Even the CRC intake valve cleaner spray has pea, but its mixed in diesel fuel. I wont use that anymore either.
 
Same here b-12 or techron. I prefer not to add oil to my fuel, except for winter storage with tcw 3. I don't see how adding oil to fuel or spraying oil into the intake will do anything but make a snake oil smoke show.

Even the CRC intake valve cleaner spray has pea, but its mixed in diesel fuel. I wont use that anymore either.
Just picked up a bottle of CRC IVD using my AutoZone points. I'll be giving it a try in 10k (which will be like 2 months driving for me).
 
Just picked up a bottle of CRC IVD using my AutoZone points. I'll be giving it a try in 10k (which will be like 2 months driving for me).
Check the sds. It has diesel fuel as the carrier for the PEA.

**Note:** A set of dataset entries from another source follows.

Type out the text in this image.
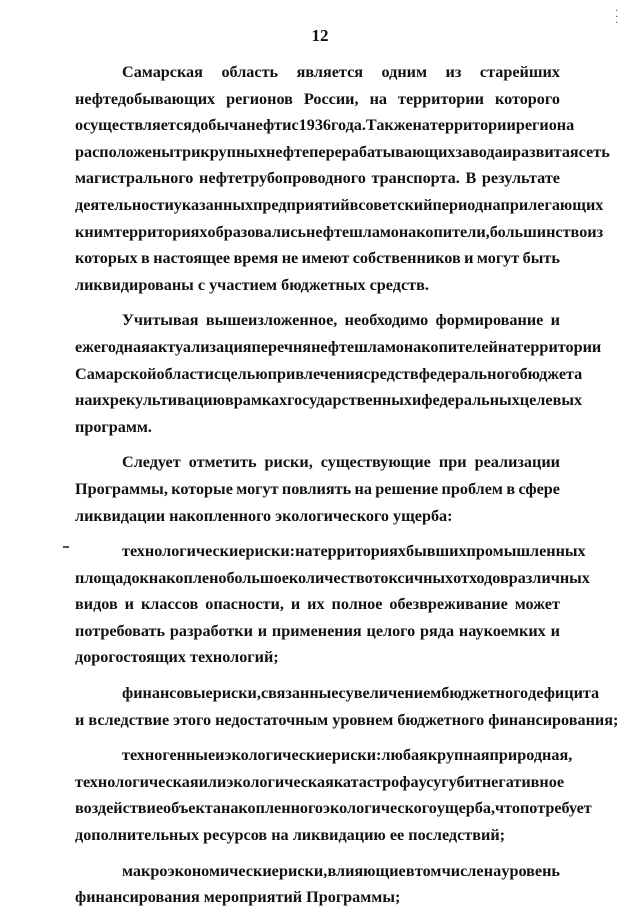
.
.
.
12
Самарская область является одним из старейших
нефтедобывающих регионов России, на территории которого
осуществляется добыча нефти с 1936 года. Также на территории региона
расположены три крупных нефтеперерабатывающих завода и развитая сеть
магистрального нефтетрубопроводного транспорта. В результате
деятельности указанных предприятий в советский период на прилегающих
к ним территориях образовались нефтешламонакопители, большинство из
которых в настоящее время не имеют собственников и могут быть
ликвидированы с участием бюджетных средств.
Учитывая вышеизложенное, необходимо формирование и
ежегодная актуализация перечня нефтешламонакопителей на территории
Самарской области с целью привлечения средств федерального бюджета
на их рекультивацию в рамках государственных и федеральных целевых
программ.
Следует отметить риски, существующие при реализации
Программы, которые могут повлиять на решение проблем в сфере
ликвидации накопленного экологического ущерба:
технологические риски: на территориях бывших промышленных
площадок накоплено большое количество токсичных отходов различных
видов и классов опасности, и их полное обезвреживание может
потребовать разработки и применения целого ряда наукоемких и
дорогостоящих технологий;
финансовые риски, связанные с увеличением бюджетного дефицита
и вследствие этого недостаточным уровнем бюджетного финансирования;
техногенные и экологические риски: любая крупная природная,
технологическая или экологическая катастрофа усугубит негативное
воздействие объекта накопленного экологического ущерба, что потребует
дополнительных ресурсов на ликвидацию ее последствий;
макроэкономические риски, влияющие в том числе на уровень
финансирования мероприятий Программы;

It you use a spray intake cleaner, just be careful. It could pool in a dry design intake and then when you really step on it, get sucked in at once and hydrolock a cylinder and BAM bent connecting rods.
 
Check the sds. It has diesel fuel as the carrier for the PEA.


It you use a spray intake cleaner, just be careful. It could pool in a dry design intake and then when you really step on it, get sucked in at once and hydrolock a cylinder and BAM bent connecting rods.
I assume that's what made the wham bang noise the OP was talking about. I fed a bit too much seafoam into a car once and it did that. I won't do it again. Not worth the risk.